Article Details

Modification in Functions of Scalar and Matrix Argument | Original Article

Mamta Lata Chouhan*, in Journal of Advances and Scholarly Researches in Allied Education | Multidisciplinary Academic Research

ABSTRACT:

Matrix functional defined over an inner-product space of square matrices are a common construct in applied mathematics. In most cases, the object of interest is not the matrix functional itself, but its derivative or gradient (if it be differentiable), and this notion is unambiguous. The Frechet derivative, see for e.g. and, being a linear functional readily yields the definition of the gradient via the Riesz Representation Theorem. However, there is a sub-class of matrix functional that frequently occurs in practice whose argument is a symmetric matrix.
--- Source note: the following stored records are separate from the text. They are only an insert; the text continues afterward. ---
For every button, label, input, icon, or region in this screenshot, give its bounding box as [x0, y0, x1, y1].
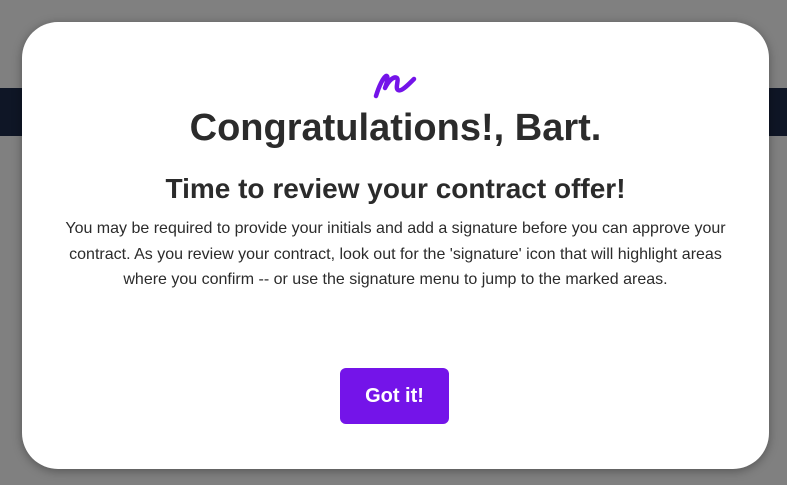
contract-review-dialog: Congratulations!, Bart. Time to review y… — [22, 22, 769, 469]
dialog-title: Congratulations!, Bart. — [189, 107, 602, 149]
got-it-button[interactable]: Got it! — [340, 368, 449, 424]
signature-scribble-icon — [373, 73, 417, 99]
dialog-subtitle: Time to review your contract offer! — [165, 173, 626, 204]
dialog-body-text: You may be required to provide your init… — [65, 220, 726, 288]
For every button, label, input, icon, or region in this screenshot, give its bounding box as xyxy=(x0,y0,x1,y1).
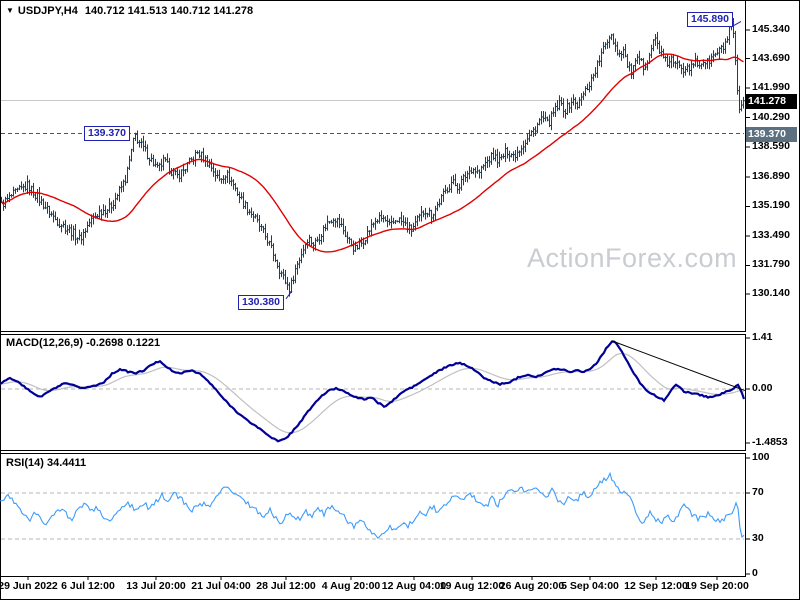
rsi-line xyxy=(0,471,745,540)
annotation-low-130380: 130.380 xyxy=(238,294,284,310)
symbol-header: ▼ USDJPY,H4 140.712 141.513 140.712 141.27… xyxy=(6,5,253,17)
x-axis-label: 19 Aug 12:00 xyxy=(439,580,505,592)
macd-signal-line xyxy=(0,352,745,434)
y-axis-label: 140.290 xyxy=(752,110,790,123)
chart-canvas xyxy=(0,0,800,600)
ma-line xyxy=(0,53,744,253)
annotation-high-145890: 145.890 xyxy=(687,12,733,28)
y-axis-label: 70 xyxy=(752,485,764,498)
y-axis-label: 0 xyxy=(752,567,758,579)
y-axis-label: 135.190 xyxy=(752,199,790,212)
x-axis-label: 12 Sep 12:00 xyxy=(624,580,688,592)
y-axis-label: 130.140 xyxy=(752,287,790,299)
rsi-indicator-label: RSI(14) 34.4411 xyxy=(6,457,87,469)
y-axis-label: 131.790 xyxy=(752,258,790,271)
current-price-tag: 141.278 xyxy=(746,93,797,109)
macd-line xyxy=(0,340,746,443)
macd-trendline[interactable] xyxy=(611,340,746,392)
chart-window: ▼ USDJPY,H4 140.712 141.513 140.712 141.27… xyxy=(0,0,800,600)
x-axis-label: 4 Aug 20:00 xyxy=(321,580,381,592)
x-axis-label: 29 Jun 2022 xyxy=(0,580,58,592)
x-axis-label: 13 Jul 20:00 xyxy=(126,580,186,592)
y-axis-label: 1.41 xyxy=(752,331,773,343)
symbol-label: USDJPY,H4 xyxy=(17,5,78,17)
watermark: ActionForex.com xyxy=(527,243,738,273)
x-axis-label: 6 Jul 12:00 xyxy=(61,580,115,592)
macd-indicator-label: MACD(12,26,9) -0.2698 0.1221 xyxy=(6,337,161,349)
y-axis-label: 138.590 xyxy=(752,140,790,153)
dropdown-arrow-icon[interactable]: ▼ xyxy=(6,6,14,15)
ohlc-values: 140.712 141.513 140.712 141.278 xyxy=(84,5,254,17)
y-axis-label: 141.990 xyxy=(752,81,790,94)
x-axis-label: 12 Aug 04:00 xyxy=(381,580,447,592)
y-axis-label: 30 xyxy=(752,532,764,545)
y-axis-label: 133.490 xyxy=(752,228,790,241)
x-axis-label: 21 Jul 04:00 xyxy=(191,580,251,592)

For instance, in the theory of elasticity and continuum thermodynamics, the stress (a second-order, symmetric tensor) is defined to be the gradient of the strain energy functional or Helmholtz potential with respect to the (symmetric) strain tensor while the strain is defined to be the gradient of the Gibbs potential with respect to the stress. Such functional and their gradients also occur in the analysis and control of dynamical systems, which are described by matrix differential equations, and maximum likelihood estimation in statistics, econometrics and machine-learning. For this sub-class of matrix functional with symmetric arguments, there seem to be two approaches to define the gradient that lead to different results.